Acknowledging that emissions are highly skewed towards a relatively small proportion of the population is a prerequisite of meaningful policy. As Chancel and Piketty note, just 10% of the global population is responsible for around 50% of global emissions. If the carbon budgets associated with the Paris commitments are to be respected, I see no mathematical alternative but for those of us responsible for the lions share of emissions to rapidly and deeply reduce our energy consumption.

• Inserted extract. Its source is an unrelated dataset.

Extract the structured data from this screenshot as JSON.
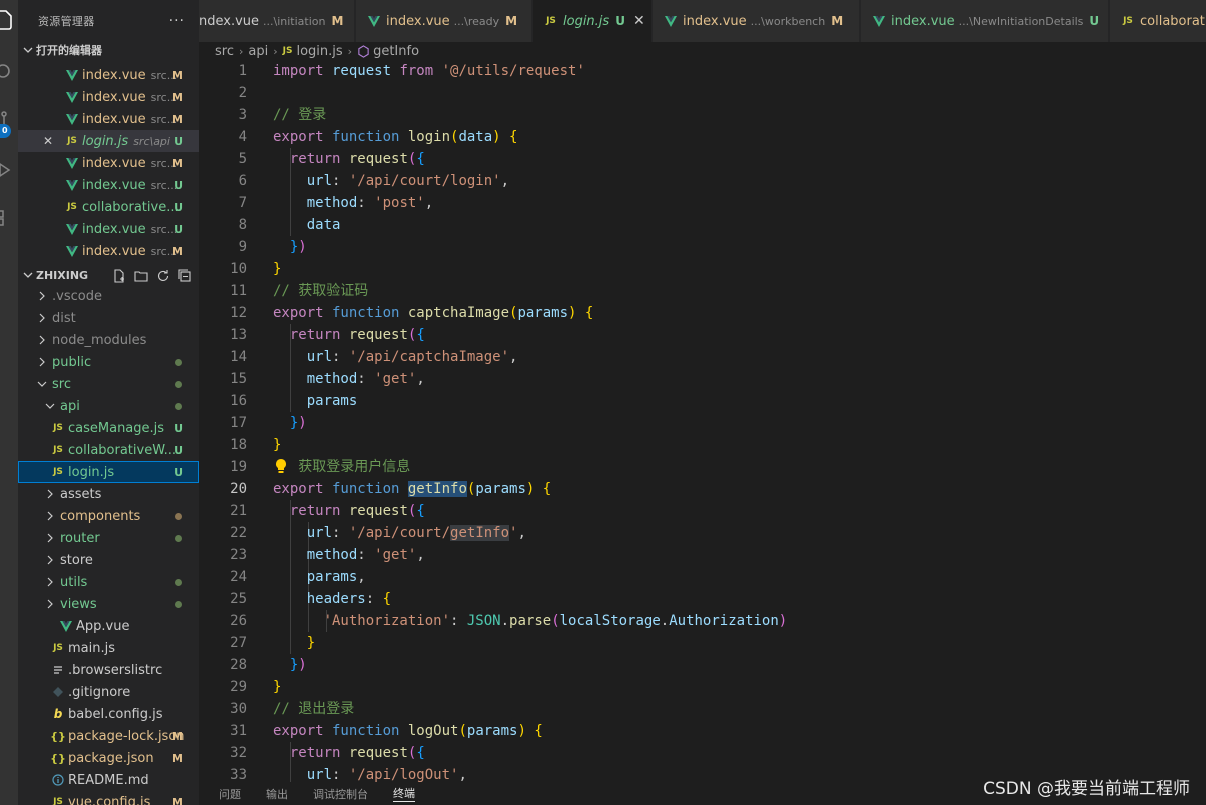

That said, I am not of the view that this will be achieved through widespread and altruistic individual action. Rather, and as discussed above, it will require disparate catalysts (initially some individuals) to bring attention to the issues and demonstrate alternatives that others, and eventually policy makers, can subsequently scale up. But – however the pill may be sweetened – for the many millions of us who have normalised a lifestyle with colossal carbon footprints, the necessary scale of reductions will be perceived as a sacrifice. The quid pro quo of such sacrifice is that carbon ‘space’ will be freed up for others. Such space enables early and additional access to energy to improve the quality of life of poorer communities; i.e. a balance of winners and losers with no net sacrifice.
A final quick note:
In virtually all my presentations and in much that I write I explicitly and repeatedly discuss policies, ranging from specific emission standards through to a Marshall-plan style transformation of the energy system. Given this, to neglect my references to institutional change in favour of exaggerating my focus on the individual masks an alternative agenda (or perhaps is an attempt to undermine a challenging interpretation of where asymmetric responsibilities reside). It is those of us who write and read ramblings such as this who are disproportionately both the problem and the solution to climate change. But such responsibility weighs heavy, it is much easier to point the finger of blame elsewhere.